À época, o youtuber foi repreendido pelo próprio Bolsonaro e confrontado pelos seguranças.
Nota da UnB
A Universidade de Brasília (UnB) finalizou uma sindicância investigativa que resultou na abertura de um Processo Disciplinar Discente para apurar possíveis infrações e determinar as devidas providências. As decisões tomadas em processos administrativos disciplinares no âmbito da Universidade de Brasília (UnB) são embasadas em pareceres técnicos, elaborados por comissões de servidores públicos estáveis (todos com mais de três anos de serviço público), respeitando o devido processo legal e os princípios de imparcialidade, transparência e legalidade que regem o serviço público. O(a) estudante acusado(a) tem direito ao amplo direito de defesa e ao contraditório.
A Administração Superior está em contato com as direções das faculdades que relataram ocorrências, oferecendo apoio e orientação. Nesta semana, ocorrerá mais uma reunião de acolhimento e avaliação.
De acordo com a Nota Técnica Nº 01/2024, do Decanato de Pesquisa e Inovação, sobre os direitos de propriedade intelectual, o material, escrito ou oral, produzido em sala de aula por docentes e discentes é passível de proteção pelos direitos autorais. O discente, como parte do seu processo de ensino-aprendizagem, pode fazer uso privado ou pessoal do material pedagógico que lhe é fornecido em sala de aula. Porém, qualquer modificação, alteração ou publicação, sem a devida autorização, fere diretamente os direitos autorais do docente, constituindo uma violação o seu uso para fins diversos do objetivo de estudo.

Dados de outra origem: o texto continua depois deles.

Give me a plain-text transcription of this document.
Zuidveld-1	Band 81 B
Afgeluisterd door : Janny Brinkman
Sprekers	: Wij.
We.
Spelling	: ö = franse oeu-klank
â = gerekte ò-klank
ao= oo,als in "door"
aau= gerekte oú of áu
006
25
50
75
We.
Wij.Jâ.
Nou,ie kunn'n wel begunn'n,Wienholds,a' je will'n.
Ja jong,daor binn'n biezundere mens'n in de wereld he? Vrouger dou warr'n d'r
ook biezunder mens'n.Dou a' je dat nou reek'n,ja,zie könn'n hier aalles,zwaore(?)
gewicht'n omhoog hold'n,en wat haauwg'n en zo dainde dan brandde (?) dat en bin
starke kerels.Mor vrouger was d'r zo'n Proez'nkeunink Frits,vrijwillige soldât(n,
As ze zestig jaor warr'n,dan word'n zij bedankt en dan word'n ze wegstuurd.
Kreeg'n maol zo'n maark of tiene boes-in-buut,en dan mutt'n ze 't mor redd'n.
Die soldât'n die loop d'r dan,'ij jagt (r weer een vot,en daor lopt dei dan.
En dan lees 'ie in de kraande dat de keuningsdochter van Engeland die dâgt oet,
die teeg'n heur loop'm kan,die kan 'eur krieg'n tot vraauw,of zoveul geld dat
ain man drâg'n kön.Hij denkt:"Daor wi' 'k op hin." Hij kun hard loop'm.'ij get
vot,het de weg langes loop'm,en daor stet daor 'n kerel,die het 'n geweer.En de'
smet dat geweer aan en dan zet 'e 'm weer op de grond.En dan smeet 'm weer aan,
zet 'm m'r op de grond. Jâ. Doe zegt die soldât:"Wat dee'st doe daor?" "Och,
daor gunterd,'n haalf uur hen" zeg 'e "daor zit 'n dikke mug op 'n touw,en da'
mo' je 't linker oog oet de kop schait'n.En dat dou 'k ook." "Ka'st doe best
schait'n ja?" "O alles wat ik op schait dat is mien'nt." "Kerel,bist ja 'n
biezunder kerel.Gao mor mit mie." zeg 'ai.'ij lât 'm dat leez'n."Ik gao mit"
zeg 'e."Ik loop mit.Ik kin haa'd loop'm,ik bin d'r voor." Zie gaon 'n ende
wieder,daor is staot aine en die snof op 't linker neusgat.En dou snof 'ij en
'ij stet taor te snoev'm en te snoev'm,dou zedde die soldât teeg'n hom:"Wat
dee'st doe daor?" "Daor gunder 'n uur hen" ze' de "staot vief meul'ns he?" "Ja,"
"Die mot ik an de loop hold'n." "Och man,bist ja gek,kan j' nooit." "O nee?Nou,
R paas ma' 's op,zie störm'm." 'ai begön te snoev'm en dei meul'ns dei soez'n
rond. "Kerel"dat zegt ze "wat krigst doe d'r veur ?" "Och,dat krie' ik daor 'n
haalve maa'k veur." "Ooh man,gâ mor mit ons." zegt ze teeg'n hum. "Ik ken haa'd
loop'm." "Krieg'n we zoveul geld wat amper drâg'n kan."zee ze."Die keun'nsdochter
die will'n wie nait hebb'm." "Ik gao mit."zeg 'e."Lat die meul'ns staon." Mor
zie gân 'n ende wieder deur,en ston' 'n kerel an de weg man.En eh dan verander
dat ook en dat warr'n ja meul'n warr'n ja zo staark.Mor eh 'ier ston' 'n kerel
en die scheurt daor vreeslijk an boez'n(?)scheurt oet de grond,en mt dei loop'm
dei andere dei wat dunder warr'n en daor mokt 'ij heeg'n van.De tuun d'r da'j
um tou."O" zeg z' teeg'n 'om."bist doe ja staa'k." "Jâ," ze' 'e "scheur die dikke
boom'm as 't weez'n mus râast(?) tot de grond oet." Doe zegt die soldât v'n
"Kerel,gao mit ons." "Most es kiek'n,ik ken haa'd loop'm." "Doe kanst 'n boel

A UnB reafirma o seu compromisso firme com os direitos fundamentais à privacidade, à propriedade intelectual, à liberdade de cátedra e à democracia para garantir o ambiente seguro e respeitoso que buscamos cultivar em nossa instituição.
A liberdade acadêmica é um princípio essencial para o avanço do conhecimento e para a formação crítica de estudantes e docentes.
A Universidade de Brasília repudia qualquer forma de violência, intimidação e agressão, reafirmando os seus princípios de cultura da paz e de defesa dos direitos humanos, pautados pelo respeito mútuo e pela ética.